In Sehgal's book, (Topics in group rings-page 61) while finding units of $\Bbb{Z}S3$ , I encountered these congruence relations given in the pic below.
My question is how did he reduce these six congruence relations into those three (6.3). By making matrix of coefficients and row reducing gives Identity matrix. Can some one please explain how to simplify these six relations as in the pic.
Thanks!
When you did rowops, I am sure you divided by $2$ and $3$ along the way. This is not valid in $\bmod6$ because they are factors of $6$. For example, $4=10\bmod6$; but divide by $2$ and you get $2=5\bmod6$, which is wrong.
If the six equations are correct $\bmod2$ and $\bmod3$, then they are correct $\bmod6$.
Simply look at all six equations $\bmod2$, you find they are $x1+x2\equiv0$ or $x1-x2\equiv0$, because all other terms are even.
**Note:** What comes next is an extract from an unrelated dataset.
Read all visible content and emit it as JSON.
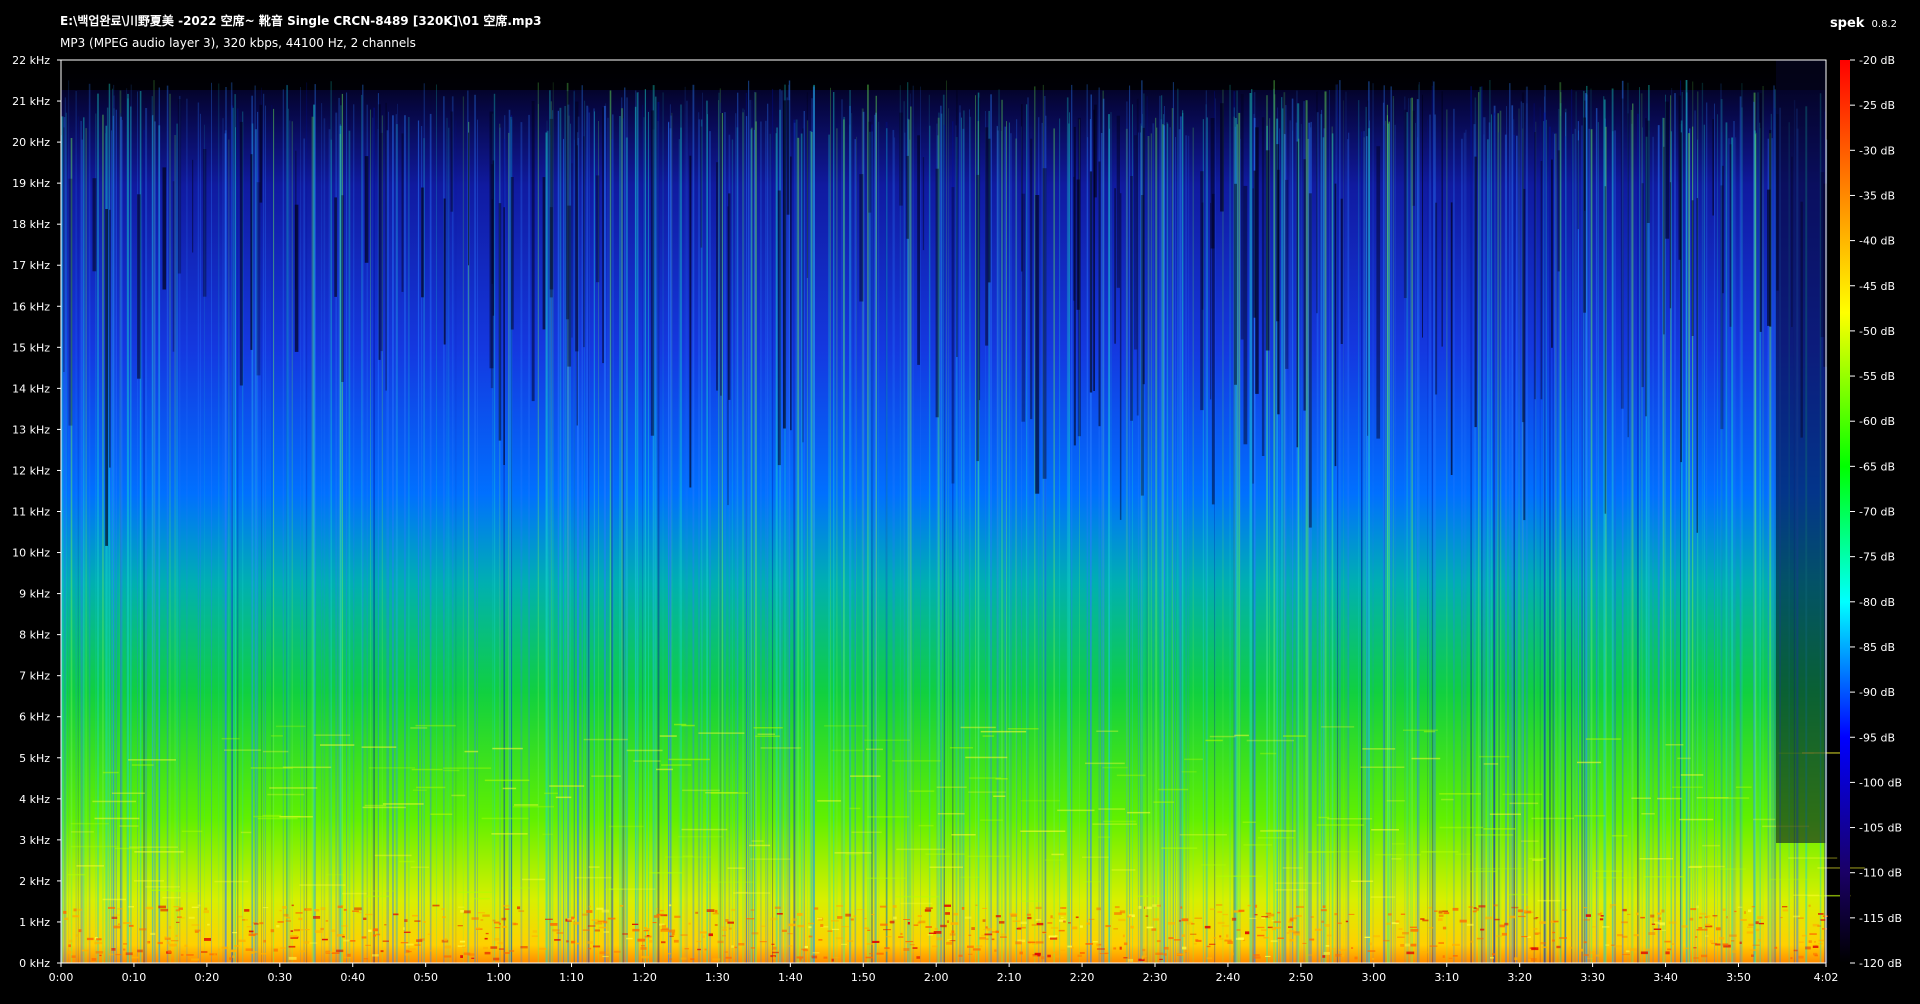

But $x1+x2$ is even whenever $x1-x2$ is even, so these are the same equation $\bmod2$.
Add equations D and E, you get $2x1-2x3+4x5$ is a multiple of 6. So $x1-x3+2x5$ is a multiple of $3$ (not 6), so $x1-x3-x5$ is a multiple of 3, so $x1\equiv x3+x5\bmod 3$.
Try to do similar arithmetic to prove the other equations.